If he claimed the whole top floor, there’d be more than enough room for everything. The second, unfinished penthouse that took up the western half would become a miniature Batcave under the pretense of having his own helicopter hangar, and he’d actually use it for that. He did have his license, after all. He could add a gym there, in what would have been the master bedroom, and take advantage of the plumbing already in place. The heavy kitchen circuit would suffice for the kind of computers and machinery he’d be bringing in, and a few misleading pieces of equipment would make it seem like he had a high-tech entertainment center for his…questionable leisure activities. The mostly-finished penthouse, of course, had more than enough room for Clark to live comfortably in the second bedroom. Or the third, more modest one, if he preferred. It would be expected of Bruce Wayne to claim the opulent master bedroom, of course. But the other two were hardly shoeboxes and whichever Clark chose, the one remaining would make a lavish guest room.
The private elevator leading from the lobby to the penthouse would normally be a concern, but with the plan specifying two penthouses there was a convenient little hall already built in. It wouldn’t take much to reinforce those walls, and in Metropolis, reinforced walls would hardly raise an eyebrow. Biometric scanners might, but that’s where his own reputation would come in handy. Naturally, Mr. Wayne had to have all the newest toys for himself. If they made it easier for him to slip into his little hideaway while at less than full faculties, well, no one would be so crude as to say that directly. The other security measures would be added surreptitiously. As for Superman being able to enter and leave discreetly, Lex’s obsession with large windows more than took care of that. Alter a few to open out from the bottom, European-style, or install a biometric scanner on them, or on the skylight. There was a patio attached to the living room with a functional door, and one for the east-facing third bedroom. Plenty of options.

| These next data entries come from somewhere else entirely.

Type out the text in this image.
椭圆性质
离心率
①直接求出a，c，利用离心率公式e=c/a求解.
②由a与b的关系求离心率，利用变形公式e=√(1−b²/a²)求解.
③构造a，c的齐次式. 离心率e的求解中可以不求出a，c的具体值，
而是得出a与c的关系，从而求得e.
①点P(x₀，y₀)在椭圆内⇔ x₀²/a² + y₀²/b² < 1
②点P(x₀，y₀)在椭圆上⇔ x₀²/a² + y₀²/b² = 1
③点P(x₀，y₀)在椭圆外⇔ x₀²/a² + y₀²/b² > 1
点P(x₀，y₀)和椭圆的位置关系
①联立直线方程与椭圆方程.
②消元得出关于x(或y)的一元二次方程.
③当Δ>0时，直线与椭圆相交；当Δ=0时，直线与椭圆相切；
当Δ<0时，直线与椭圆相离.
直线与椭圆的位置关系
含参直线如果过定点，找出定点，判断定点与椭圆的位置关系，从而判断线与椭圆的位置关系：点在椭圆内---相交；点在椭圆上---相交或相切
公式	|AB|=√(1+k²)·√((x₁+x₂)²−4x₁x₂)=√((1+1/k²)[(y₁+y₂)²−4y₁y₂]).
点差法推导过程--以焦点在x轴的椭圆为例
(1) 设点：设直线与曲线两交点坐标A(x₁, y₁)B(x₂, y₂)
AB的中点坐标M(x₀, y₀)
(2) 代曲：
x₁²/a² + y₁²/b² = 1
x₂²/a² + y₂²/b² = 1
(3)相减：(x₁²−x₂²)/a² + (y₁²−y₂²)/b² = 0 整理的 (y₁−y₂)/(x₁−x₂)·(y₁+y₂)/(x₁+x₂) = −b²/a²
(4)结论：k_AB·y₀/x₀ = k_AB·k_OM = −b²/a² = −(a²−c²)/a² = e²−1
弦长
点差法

He’d have to get Clark’s okay on the place, of course, but he was finding that idea less…restrictive…than he’d expected to. He typed up a brief email to Lois, included the building’s address, and sent it off. She’d relay it to Clark, who’d check it out and give it a yea or nay via ambiguous phone call. He’d have his answer within seventy-two hours, and then he could start the wheels turning. By the end of the month, construction would likely have begun on his Metropolis residence.
Feeling remarkably satisfied with the night’s work, and strangely optimistic besides, Batman stood up from the computer and left the cave. Maybe tonight he’d go to bed early for a change.